通常であれば手を放すようなことはしないカーンであるが、これでも通用しなかったという動揺から掴む手に力が入らず、巨槍は上空へと舞い上がっていく。
動揺故にそれを目で追ってしまうカーン。
マルルは既にカーンの懐に入っており、もっとも力を込めた拳を黒い鎧に打ち込む。
これまでで最大の衝撃が走り、巨大化したカーンは膝を折って地に付けて屈んでしまう。
マルルは、既に空中へと飛び上がっていた。
空へと舞い上がっていた巨槍を掴み――。
「『魔改造』」
巨槍をさらに鋭くする。
それこそ、固い鎧でも串刺しにできるように。
「戦いを楽しませろと、私に時間を与えたのが敗因です」
投擲。
飛来する巨槍は屈んだカーンの背中から黒い鎧を貫き、そのまま心臓を突き抜けて、胸部側の黒い鎧も貫いて、地面へと突き刺さった。

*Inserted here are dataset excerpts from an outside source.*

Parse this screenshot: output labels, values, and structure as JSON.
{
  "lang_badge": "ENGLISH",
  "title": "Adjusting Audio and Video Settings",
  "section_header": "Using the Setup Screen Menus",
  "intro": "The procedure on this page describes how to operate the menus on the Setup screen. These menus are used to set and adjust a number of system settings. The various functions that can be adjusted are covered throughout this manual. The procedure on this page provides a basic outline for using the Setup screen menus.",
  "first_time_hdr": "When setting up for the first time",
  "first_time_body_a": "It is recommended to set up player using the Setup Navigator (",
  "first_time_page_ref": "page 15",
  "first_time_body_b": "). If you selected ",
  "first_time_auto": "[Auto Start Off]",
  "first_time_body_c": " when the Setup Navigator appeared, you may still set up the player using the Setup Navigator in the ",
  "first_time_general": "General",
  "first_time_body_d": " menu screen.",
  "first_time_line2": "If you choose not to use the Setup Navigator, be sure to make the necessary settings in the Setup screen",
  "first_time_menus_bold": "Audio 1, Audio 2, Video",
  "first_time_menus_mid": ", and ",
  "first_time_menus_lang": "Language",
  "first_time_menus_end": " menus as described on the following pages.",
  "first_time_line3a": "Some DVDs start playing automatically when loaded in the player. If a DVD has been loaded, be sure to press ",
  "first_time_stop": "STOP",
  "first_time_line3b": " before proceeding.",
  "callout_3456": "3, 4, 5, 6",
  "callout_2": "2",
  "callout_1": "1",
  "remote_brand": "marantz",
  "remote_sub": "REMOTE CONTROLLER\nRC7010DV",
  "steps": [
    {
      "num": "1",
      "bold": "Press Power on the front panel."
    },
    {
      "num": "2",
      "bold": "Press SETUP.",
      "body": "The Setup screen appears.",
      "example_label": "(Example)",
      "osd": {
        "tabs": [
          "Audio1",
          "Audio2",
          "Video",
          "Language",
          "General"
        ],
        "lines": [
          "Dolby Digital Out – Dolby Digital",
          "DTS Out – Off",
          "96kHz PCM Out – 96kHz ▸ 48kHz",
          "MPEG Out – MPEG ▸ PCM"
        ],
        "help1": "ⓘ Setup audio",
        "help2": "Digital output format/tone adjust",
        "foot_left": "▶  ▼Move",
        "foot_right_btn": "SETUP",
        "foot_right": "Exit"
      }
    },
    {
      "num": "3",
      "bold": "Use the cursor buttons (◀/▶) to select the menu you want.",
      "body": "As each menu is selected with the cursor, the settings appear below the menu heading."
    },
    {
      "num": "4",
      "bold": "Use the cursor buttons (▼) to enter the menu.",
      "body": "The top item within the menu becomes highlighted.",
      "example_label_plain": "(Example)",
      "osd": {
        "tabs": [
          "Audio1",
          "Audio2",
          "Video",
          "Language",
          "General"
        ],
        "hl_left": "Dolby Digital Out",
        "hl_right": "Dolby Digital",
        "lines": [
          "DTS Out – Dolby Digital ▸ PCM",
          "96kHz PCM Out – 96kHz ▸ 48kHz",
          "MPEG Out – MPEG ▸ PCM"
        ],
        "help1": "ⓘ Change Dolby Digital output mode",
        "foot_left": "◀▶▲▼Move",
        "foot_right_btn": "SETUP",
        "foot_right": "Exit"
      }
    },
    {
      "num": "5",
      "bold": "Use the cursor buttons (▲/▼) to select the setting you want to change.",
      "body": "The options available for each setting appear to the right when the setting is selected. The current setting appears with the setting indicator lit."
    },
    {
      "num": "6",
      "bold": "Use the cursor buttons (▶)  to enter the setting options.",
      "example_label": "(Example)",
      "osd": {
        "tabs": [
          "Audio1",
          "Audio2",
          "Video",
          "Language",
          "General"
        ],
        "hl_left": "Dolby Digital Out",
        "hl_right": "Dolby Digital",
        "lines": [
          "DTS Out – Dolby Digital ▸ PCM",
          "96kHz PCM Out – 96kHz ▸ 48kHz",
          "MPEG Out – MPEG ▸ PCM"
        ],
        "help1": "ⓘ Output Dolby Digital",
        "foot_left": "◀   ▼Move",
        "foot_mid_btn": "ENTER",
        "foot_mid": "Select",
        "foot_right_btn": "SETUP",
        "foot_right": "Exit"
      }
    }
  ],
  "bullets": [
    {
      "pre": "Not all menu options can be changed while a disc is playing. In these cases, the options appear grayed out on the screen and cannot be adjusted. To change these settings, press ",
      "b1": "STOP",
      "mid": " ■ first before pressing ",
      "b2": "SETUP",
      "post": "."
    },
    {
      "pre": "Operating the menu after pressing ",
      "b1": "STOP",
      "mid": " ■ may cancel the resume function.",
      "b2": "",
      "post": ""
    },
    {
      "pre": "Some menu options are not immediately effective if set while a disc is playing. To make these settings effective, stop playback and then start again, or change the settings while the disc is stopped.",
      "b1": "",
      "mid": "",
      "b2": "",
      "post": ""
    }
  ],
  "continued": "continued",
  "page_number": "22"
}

カーンは声を上げることもなく絶命し、全身から力が抜け、巨槍を支えにして項垂れる。
その光景は、さながら墓標のようであった。
地上に着地したマルルは周囲に視線を向ける。
そこではまだ戦いが起こっていた。
マルルとカーンの戦いが終わっただけで、全体の戦いはまだ終わっていない。
ただ、カーン死亡によって、多国籍軍の方には希望が、魔族と魔物の軍勢の方には絶望が漂ってはいるが。
それを大人しく見ているマルルではない。
何より、マルルにとっては、カーンも魔族の一人という認識でしかなく、そこらで戦っている魔族と何も変わらないのだ。
「殲滅します」
次へと向けて動き出すマルル。
エトラス王国。南東での戦いは、その状況が大きく変わろうとしていた。